La théorie derrière le développement de traitements par anticorps monoclonaux comme le lecanemab est que les plaques amyloïdes provoquent la perte de cellules cérébrales qui entraîne un déclin cognitif chez les personnes atteintes de la maladie d’Alzheimer. En réduisant la quantité de plaques amyloïdes dans le cerveau, ces traitements sont censés aider à ralentir le processus de perte de mémoire et de déclin cognitif.

Dans une étude clinique portant sur près de 1 800 personnes aux premiers stades de la maladie d’Alzheimer, celles qui ont reçu du lécanemab pendant 18 mois ont connu une diminution de la mémoire et de la réflexion de 27 % en moins par rapport à celles qui ont reçu le placebo. Bien que les résultats des essais aient été positifs et sans précédent, certains experts estiment que l’engouement suscité par le médicament n’est pas proportionnel à son bénéfice apparent.

“Les données des essais cliniques montrent une différence statistiquement significative mais cliniquement indétectable dans la mesure des résultats entre le traitement actif et le placebo sur 18 mois”, a déclaré le Dr Michael Greicius, professeur de neurologie et de sciences neurologiques à l’Université de Stanford, à Yahoo News.

Il a déclaré que l’approbation accélérée du lecanemab par la FDA était logique car, dans les essais cliniques, le médicament a montré qu’il pouvait affecter un biomarqueur associé à une maladie. Dans ce cas, ce biomarqueur est la réduction de la bêta-amyloïde dans le cerveau. “Lecanemab élimine définitivement les plaques amyloïdes”, a déclaré Greicius.

Mais certains experts craignent que l’approbation du lecanemab n’incite les sociétés pharmaceutiques à se concentrer sur les thérapies ciblant les plaques amyloïdes tout en négligeant d’autres approches thérapeutiques qui pourraient être plus fructueuses.

“Je considère que cela change la donne, mais dans un sens négatif quant à la façon dont cela changera le paysage clinique et de la recherche autour de la maladie d’Alzheimer”, a déclaré Greicius.

Le nouveau médicament, qui est administré par perfusion intraveineuse toutes les deux semaines, est coûteux. Les entreprises qui développent le médicament ont déclaré que son prix serait de 26 500 $ par an. Jusqu’à présent, les Centers for Medicare and Medicaid Services (CMS) ont déclaré qu’ils ne couvriraient pas le médicament, et à moins qu’il ne reçoive l’approbation complète de la FDA, cela ne changera probablement pas.

“Ce que fait CMS en limitant la couverture des traitements approuvés est sans précédent”, a déclaré Snyder. “Ce n’est pas quelque chose que nous avons vu auparavant et c’est faux.”
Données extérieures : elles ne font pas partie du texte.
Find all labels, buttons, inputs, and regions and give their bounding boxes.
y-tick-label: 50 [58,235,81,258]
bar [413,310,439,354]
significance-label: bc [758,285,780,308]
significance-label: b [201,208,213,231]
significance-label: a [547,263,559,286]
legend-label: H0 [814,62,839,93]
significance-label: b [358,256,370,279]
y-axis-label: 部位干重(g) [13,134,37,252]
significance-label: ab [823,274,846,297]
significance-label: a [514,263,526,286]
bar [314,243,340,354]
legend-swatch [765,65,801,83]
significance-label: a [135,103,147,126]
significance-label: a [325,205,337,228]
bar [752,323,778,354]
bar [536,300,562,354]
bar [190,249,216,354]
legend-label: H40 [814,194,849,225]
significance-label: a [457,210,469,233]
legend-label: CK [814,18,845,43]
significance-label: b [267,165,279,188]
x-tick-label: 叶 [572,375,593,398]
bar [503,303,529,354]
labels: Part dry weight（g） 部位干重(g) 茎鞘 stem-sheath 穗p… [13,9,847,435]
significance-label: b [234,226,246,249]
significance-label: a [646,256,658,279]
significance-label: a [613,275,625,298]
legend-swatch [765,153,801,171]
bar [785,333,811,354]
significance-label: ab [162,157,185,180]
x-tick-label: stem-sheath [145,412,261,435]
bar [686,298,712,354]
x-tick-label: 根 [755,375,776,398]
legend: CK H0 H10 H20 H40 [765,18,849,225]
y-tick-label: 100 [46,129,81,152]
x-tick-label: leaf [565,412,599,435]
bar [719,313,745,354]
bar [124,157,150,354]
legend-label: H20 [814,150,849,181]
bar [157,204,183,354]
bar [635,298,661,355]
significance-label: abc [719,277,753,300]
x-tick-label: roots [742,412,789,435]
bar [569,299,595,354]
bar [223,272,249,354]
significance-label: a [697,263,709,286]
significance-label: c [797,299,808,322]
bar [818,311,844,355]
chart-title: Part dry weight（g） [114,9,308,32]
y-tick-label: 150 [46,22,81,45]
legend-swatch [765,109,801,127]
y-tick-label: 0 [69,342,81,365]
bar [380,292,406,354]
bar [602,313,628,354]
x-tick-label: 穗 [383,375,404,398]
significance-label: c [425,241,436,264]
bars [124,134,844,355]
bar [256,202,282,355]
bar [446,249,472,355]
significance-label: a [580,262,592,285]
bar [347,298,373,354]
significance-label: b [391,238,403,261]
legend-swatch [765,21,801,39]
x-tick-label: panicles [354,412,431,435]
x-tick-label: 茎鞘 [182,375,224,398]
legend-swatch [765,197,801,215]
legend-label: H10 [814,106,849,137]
Si CMS décide finalement de ne pas couvrir le lecanemab, a déclaré Greicius, le médicament sera probablement utilisé mais pas très largement, car il devra être payé de sa poche.

Il a noté qu’il y a des problèmes de sécurité concernant le lecanemab qui doivent être pris en compte, en particulier une condition qui peut survenir avec la plupart des autres médicaments qui éliminent les plaques amyloïdes du cerveau, connues sous le nom d’ARIA, ou anomalies d’imagerie liées à l’amyloïde. Deux formes d’ARIA impliquent un gonflement du cerveau et des saignements.

Dans l’étude sur le lecanemab, plus de 12 % des personnes qui ont reçu le médicament ont présenté un gonflement du cerveau et plus de 17 % ont eu des saignements. Bien que peu de participants aient connu des complications, il y a eu au moins trois décès liés au médicament, bien que ces patients semblaient avoir eu des facteurs de risque supplémentaires.

Mais Snyder a déclaré que ces effets secondaires ne devraient pas être une raison pour les médecins et les patients aux premiers stades de la maladie de ne pas envisager le médicament.

« C’est vraiment important de s’en souvenir, la maladie d’Alzheimer est mortelle… et tous les traitements ont des effets secondaires », a-t-elle déclaré. «Il est donc important que nous les gérions et que nous les comprenions, et une personne devrait peser toute décision de traitement – ​​pas seulement avec ce médicament ou cette maladie, mais à tous les niveaux – être capable de peser les avantages et les risques potentiels. [in] conversation avec leur clinicien.